There are four cures.
One is to get the neck of your sizing die honed out by the 0.008" to remove the extra steel (assuming you aren't going to change to a different brand of brass with a different neck thickness later). RCBS and Forster both offer this service for their dies, IIRC, but I think RCBS only does it when you are ordering a new die from them.
A second approach is to buy a neck bushing type resizing die and buy a neck bushing the right size for the neck to come out only as wide as you need it to be, thus only lightly rubbing the expander. Indeed, you really need no expander with this unless your case mouth is dented and needs rounding on the way to the neck bushing. Even then, the next size smaller expander is usually adequate for dent removal (a 6 mm expander in this case).
The third is to use a Lee Collet Die to size the neck separately and a separate Redding body die for resizing the case below the neck in a separate step.

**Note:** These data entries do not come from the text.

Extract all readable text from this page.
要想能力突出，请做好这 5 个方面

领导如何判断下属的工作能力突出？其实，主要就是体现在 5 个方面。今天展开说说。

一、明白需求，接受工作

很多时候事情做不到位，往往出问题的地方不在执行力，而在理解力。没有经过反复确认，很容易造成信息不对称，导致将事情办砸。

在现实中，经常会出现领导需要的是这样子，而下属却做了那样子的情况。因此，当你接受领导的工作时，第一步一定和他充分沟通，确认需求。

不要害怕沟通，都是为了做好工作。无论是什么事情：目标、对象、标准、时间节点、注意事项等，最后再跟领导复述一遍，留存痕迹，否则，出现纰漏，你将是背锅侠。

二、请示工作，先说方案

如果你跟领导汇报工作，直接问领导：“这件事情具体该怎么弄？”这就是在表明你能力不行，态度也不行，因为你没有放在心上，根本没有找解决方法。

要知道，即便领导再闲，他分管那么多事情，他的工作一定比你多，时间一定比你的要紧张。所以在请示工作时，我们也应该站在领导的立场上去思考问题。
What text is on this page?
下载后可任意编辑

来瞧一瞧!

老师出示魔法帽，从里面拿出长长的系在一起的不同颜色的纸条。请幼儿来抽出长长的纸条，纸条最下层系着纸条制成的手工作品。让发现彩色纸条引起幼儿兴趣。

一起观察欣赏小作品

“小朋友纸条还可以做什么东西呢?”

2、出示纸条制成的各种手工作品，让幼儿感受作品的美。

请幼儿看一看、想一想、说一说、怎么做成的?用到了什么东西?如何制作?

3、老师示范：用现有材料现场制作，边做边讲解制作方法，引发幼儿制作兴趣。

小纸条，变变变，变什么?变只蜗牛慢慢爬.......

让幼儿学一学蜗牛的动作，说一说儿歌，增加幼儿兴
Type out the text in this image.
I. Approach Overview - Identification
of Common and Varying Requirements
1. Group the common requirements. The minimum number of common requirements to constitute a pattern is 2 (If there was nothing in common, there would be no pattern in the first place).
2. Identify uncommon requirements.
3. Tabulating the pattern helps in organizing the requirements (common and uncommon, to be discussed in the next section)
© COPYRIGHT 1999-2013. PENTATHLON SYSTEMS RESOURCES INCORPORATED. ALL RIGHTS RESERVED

The fourth is to outside turn your necks down by 0.004" to fit them to the current die. That's more brass removal than is normal in one step, so it might take several passes and does weaken the neck's hold on the bullet, altering start pressure. It is the least attractive of the alternatives to me. Also, thinner brass will expand more in your chamber, to the amount the brass is being worked doesn't change; just the direction of it does. But it will lessen the expander drag.